Princess Century - Progress - Albums - Reviews - Soundblab

Princess Century - Progress

by Joseph Majsterski Rating:6 Release Date:2015-10-20

Princess Century is Canadian Maya Postepski's solo project, where she noodles around to her heart's content.

Progress has a most innocent beginning, with a standard electro-ambient intro that lulls one into a false sense of security, before the beat goes all bad, like someone spiked the punchbowl with LSD. It reimagines itself as something of a dirty disco with Kraftwork DJing, before working its way through a series of warblings and wacky tangents that make it clear Postepski is easily bored. In the next song, 'Sunscream', she makes a direct melodic reference to the classic Kraftwerk song 'The Telephone Call', just to be clear about where her sensibilities lie.

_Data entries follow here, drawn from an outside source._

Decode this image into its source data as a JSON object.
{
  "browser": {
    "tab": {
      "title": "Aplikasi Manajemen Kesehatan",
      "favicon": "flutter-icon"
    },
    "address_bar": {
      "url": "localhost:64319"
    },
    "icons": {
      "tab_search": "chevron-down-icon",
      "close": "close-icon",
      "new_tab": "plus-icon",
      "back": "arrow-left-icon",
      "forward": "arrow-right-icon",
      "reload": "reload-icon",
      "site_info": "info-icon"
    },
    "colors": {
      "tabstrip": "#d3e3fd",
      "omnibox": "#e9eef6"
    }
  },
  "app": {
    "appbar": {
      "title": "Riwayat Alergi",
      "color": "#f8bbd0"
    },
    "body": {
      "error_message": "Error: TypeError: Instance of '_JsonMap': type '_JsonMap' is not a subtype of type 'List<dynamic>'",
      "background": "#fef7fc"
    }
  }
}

'Toyko Hands' goes much more into a beat-infested groove before bringing in the super spacey synths. 'Sheughnessy' keeps up the exotic percussion, using woodblocks of all things, and patters along in its abandoned warehouse of sounds before the machinery comes to life and another "the future is now!" (if now is circa 1982) synth melody brightens things up tremendously.

'Sunrise 101/Last Disco', punched along by a big ol' bass drum and huge pads, has some real weightiness to it, like it's important to hear what it's about to say. When the melody fully blossoms and the rest of the beats come in, the song is operating at a very high level indeed. 'Rosé' is a brief house interlude, with some dubby keyboards and piercing synths that barrel their way past.

'Domestic', clocking it at eight minutes, is the longest track, but it's unfortunately one of the least interesting, plodding along on a repetitive bass synth interminably and occasionally interrupted by a handful of various trippy effects and bits of melody here and there. It's the kind of song that sounds better the less attention you pay to it. 'Fata Morgana' is similar, but lacks the beats, and has more of an aquatic feel to the melodies. Unfortunately, they're not strong enough to support such a sparse song, and there's not much development to be found.

The final track, 'Metro', once again manages that odd effect of embodying an abstract song, somehow, with a feeling of significance, as the heavenly pads help the melody sparkle along, and the breakdown, such as it is, builds some real tension.

Postepski easily slips from electronic subgenre to subgenre, but doesn't excel in all of them. Some of her ideas are fresh, some are retro cool, but others are just uninspired and fail to grab the listener. Progress isn't a bad album, far from it. It's just not a mindblowing revelation on the elctronic scene. Still, there's plenty of potential for further, ahem, progress, and it will be interesting to see if Postepski can further develop her ideas.